Yeterince hizmet edememesine sebep olarak, ona sürekli engeller çıkaranın(!) iktidar olduğunu söylemesi kafidir. Seçmen kitlesi de bu uyuşturucuya dünden hazırdır. Bu yüzdendir ki Cumhurbaşkanımız, Boğaziçi'ne rektör atar atmaz İMAMOĞLU "Kayyum rektör istifa etmeli, öğrencilerin yanındayız." çıkışını yapar. Yine, Cumhurbaşkanımız ne zaman Kanal İstanbul dese "Yaptırmam, İstanbul birden büyüktür." gibi üzerine vazife olmayan gariplikler sergilemekten geri durmaz.

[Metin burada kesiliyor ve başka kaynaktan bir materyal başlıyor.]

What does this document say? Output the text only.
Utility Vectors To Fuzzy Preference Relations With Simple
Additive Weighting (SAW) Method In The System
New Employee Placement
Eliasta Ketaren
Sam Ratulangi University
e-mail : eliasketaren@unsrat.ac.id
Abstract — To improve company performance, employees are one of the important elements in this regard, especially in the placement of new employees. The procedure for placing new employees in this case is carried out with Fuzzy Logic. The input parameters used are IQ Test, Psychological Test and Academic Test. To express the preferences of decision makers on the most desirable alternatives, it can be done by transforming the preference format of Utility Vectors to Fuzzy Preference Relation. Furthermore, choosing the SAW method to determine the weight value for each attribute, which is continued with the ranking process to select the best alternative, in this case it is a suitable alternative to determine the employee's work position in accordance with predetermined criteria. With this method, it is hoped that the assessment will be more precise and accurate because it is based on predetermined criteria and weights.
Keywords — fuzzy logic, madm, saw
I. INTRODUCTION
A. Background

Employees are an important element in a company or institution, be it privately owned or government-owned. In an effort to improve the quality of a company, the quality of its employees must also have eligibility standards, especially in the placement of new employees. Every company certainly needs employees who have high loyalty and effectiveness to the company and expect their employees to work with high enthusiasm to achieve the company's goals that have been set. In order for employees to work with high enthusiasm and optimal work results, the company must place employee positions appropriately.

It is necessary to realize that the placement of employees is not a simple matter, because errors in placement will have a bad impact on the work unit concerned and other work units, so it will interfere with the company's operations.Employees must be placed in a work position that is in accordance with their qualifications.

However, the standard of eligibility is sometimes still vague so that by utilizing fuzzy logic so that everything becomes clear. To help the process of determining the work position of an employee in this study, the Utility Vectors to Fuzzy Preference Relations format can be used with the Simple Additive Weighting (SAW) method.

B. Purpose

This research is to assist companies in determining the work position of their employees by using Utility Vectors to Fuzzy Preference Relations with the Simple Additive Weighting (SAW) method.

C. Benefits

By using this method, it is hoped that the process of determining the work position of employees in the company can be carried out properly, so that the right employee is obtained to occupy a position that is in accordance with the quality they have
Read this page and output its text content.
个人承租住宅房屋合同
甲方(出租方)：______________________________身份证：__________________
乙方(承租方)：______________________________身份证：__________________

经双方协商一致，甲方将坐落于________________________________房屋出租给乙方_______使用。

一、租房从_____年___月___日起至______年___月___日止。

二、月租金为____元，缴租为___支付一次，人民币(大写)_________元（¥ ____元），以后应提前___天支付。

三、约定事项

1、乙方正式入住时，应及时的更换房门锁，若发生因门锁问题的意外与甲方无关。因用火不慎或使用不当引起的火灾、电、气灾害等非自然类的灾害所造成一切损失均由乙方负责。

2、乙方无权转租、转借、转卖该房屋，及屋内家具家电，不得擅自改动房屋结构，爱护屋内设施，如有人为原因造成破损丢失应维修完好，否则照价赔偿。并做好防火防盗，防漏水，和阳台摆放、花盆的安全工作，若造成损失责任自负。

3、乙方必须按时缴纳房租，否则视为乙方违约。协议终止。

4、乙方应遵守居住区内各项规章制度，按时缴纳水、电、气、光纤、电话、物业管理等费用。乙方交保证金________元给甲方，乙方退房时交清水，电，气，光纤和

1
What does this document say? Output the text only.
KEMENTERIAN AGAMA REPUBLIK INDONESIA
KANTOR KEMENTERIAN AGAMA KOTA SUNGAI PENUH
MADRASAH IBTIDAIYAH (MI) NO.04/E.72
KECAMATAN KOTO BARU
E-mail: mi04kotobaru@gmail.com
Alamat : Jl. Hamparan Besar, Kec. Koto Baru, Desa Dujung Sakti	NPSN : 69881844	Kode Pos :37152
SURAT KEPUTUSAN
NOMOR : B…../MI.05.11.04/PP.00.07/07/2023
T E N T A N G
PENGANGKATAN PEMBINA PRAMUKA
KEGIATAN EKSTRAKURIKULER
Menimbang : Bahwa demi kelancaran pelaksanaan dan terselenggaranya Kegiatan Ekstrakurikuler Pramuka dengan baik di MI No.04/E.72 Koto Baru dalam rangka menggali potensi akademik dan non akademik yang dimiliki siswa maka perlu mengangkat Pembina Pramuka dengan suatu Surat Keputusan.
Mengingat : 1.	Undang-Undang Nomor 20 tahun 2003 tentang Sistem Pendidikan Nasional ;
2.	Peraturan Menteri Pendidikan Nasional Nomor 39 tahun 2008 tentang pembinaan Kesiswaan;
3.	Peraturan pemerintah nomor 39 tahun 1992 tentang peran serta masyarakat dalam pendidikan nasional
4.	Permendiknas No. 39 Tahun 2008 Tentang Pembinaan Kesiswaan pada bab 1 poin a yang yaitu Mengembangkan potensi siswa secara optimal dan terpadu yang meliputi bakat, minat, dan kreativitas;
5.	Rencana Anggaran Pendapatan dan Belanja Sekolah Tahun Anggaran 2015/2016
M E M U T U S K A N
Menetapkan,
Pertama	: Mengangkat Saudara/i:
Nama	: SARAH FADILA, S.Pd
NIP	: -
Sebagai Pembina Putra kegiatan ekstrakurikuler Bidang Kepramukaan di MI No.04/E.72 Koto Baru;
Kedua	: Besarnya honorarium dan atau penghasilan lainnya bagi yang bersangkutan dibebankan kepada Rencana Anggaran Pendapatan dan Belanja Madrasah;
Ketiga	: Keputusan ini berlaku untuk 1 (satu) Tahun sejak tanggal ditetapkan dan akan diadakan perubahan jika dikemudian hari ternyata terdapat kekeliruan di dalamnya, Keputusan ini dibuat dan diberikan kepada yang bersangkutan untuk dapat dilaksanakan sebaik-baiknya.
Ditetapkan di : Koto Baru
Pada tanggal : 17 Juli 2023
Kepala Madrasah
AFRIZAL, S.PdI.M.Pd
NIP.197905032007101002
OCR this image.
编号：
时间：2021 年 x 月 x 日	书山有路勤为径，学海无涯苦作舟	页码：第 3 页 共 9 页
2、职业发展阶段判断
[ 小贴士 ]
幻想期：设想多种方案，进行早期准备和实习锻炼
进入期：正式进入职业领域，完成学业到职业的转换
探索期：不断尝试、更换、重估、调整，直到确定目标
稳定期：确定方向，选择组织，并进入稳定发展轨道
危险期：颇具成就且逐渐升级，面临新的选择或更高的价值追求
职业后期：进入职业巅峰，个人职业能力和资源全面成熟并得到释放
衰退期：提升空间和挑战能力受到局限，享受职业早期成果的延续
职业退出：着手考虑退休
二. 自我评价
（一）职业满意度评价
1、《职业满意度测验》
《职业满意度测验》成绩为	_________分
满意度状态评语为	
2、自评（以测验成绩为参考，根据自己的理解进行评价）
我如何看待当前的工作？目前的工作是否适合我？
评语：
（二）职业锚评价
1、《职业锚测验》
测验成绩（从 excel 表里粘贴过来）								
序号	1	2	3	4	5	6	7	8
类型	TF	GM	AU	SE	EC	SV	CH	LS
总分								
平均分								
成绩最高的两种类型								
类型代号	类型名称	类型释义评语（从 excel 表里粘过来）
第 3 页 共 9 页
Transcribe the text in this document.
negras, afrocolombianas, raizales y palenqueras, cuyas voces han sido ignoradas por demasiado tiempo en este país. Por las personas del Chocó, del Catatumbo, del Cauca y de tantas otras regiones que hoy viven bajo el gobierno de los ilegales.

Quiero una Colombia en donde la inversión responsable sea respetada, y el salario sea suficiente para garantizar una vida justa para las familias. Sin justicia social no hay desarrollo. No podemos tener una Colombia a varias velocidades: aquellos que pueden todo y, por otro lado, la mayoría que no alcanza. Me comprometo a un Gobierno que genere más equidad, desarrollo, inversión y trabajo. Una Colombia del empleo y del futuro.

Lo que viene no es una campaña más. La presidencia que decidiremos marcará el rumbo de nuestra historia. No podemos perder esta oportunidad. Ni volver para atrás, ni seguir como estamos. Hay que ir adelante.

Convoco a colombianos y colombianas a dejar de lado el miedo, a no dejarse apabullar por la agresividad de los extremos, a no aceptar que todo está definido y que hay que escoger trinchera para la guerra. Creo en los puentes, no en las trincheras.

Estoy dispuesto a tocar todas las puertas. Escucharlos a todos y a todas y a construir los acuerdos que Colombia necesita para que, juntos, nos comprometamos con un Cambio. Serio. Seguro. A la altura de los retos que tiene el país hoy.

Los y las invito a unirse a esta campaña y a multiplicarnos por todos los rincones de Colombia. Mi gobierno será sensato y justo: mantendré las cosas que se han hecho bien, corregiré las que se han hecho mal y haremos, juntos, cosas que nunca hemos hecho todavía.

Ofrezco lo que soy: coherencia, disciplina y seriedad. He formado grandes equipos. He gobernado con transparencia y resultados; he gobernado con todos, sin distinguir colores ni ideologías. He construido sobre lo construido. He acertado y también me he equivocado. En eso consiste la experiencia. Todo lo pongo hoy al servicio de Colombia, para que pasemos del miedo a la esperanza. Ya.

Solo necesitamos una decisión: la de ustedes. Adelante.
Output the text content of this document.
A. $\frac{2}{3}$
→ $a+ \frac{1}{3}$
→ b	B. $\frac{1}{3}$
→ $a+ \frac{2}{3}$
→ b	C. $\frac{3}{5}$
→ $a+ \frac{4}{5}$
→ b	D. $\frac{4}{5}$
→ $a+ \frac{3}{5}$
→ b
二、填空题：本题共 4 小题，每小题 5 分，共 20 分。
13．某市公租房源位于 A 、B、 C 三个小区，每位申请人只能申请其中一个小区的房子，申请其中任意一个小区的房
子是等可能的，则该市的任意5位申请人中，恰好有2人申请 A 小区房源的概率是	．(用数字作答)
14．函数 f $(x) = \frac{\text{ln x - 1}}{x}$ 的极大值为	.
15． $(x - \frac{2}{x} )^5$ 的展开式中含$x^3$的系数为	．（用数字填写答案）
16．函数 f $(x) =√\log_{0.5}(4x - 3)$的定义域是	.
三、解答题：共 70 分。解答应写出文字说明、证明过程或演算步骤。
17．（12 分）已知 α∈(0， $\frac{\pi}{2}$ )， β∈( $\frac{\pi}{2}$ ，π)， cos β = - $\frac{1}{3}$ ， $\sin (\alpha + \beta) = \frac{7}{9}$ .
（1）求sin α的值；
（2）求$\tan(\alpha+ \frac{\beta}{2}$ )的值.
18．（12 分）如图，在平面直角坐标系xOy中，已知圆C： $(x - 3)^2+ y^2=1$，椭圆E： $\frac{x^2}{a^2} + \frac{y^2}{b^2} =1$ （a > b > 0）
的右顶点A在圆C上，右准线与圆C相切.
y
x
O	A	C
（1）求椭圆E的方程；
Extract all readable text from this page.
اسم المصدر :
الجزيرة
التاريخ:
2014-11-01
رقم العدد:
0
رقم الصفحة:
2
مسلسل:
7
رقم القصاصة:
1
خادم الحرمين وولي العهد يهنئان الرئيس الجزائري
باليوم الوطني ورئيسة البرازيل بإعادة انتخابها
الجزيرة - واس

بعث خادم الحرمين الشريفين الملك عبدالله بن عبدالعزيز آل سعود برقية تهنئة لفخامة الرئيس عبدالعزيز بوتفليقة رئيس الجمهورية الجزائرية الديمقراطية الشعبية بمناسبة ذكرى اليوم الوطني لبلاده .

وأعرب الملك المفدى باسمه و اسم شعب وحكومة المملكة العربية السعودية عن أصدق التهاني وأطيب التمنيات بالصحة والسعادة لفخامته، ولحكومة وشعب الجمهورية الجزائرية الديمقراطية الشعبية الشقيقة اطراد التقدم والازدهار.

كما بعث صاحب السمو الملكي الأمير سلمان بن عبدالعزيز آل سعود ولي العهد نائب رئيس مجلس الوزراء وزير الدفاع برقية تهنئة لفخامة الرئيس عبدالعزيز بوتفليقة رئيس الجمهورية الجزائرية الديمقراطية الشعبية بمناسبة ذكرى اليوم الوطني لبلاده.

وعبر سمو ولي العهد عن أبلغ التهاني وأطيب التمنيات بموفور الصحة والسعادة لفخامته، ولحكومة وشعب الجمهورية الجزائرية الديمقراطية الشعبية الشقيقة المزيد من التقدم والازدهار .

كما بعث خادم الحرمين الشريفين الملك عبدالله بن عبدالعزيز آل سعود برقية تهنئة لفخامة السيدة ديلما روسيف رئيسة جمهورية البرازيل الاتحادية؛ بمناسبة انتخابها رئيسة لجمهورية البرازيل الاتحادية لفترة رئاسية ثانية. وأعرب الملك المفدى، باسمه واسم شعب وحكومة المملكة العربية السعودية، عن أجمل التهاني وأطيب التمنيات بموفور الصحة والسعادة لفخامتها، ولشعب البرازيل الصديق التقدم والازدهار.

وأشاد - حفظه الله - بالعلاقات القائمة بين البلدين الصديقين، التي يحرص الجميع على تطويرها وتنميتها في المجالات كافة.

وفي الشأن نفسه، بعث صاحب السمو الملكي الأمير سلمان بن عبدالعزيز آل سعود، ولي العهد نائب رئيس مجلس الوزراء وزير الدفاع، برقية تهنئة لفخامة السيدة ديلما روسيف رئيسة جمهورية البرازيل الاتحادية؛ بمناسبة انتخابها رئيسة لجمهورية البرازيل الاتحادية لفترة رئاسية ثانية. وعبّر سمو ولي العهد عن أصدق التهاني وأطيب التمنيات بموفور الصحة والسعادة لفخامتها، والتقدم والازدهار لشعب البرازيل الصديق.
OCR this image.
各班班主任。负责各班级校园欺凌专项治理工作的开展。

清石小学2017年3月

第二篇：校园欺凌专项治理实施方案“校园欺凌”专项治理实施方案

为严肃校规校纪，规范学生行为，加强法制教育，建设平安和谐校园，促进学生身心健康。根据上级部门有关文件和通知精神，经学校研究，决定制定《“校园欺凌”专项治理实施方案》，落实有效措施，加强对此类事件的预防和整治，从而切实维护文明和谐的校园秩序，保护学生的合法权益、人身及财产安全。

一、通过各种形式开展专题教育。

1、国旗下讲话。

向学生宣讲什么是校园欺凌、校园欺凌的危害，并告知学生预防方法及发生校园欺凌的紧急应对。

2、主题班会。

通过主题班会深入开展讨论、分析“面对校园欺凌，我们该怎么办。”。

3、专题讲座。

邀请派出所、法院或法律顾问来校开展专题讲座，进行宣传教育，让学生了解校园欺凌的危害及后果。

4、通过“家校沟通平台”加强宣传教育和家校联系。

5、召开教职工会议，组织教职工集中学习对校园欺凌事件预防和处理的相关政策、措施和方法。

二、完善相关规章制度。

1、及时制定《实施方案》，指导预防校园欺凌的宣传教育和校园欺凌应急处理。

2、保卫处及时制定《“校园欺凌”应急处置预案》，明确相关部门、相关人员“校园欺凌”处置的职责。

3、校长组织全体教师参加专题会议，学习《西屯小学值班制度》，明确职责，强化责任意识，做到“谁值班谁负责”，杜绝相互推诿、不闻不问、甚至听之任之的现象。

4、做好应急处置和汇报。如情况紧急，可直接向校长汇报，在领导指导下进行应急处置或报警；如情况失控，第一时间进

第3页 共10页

Koç Holding'in kurucusu Vehbi Koç'un torunudur Ali Koç. Yine Türkiye'nin en büyük kulüplerinden Fenerbahçe tarihinin tartışmasız, en başarısız, en kötü başkanıdır. Çok büyük vaadlerle gelen; ama takımını iki senedir ligden düşme potasından son haftalarda uzaklaştırabilen de odur; borç içinde yüzen kulübün borçlarını erteleyebilmek için bankalara el açmak mecburiyetinde kalan da...
Fenerbahçe'ye tarihinin en büyük başarılarını kazandırmak vaadiyle başkanlığa gelen; ama karnesi kırık notlarla dolu olan Ali Koç'un taraftara verebildiği mesaj sadece şudur:
"İSTANBUL SÖZLEŞMESİ' ne sahip çıkın."
Oysa Fenerbahçelilerin kendisinden beklediği, Fenerbahçe'yi şampiyon yapmasıdır.
Gayleri, lezbiyenleri, homoseksüelleri ve her türlü sapkınlığı kapsayan artı'ları anladık da Ali Koç’un başkanlığındaki Fenerbahçe, bu topa niye girdi, onu anlayamadık. Aklı başında FENERLİLER de anlayamadı.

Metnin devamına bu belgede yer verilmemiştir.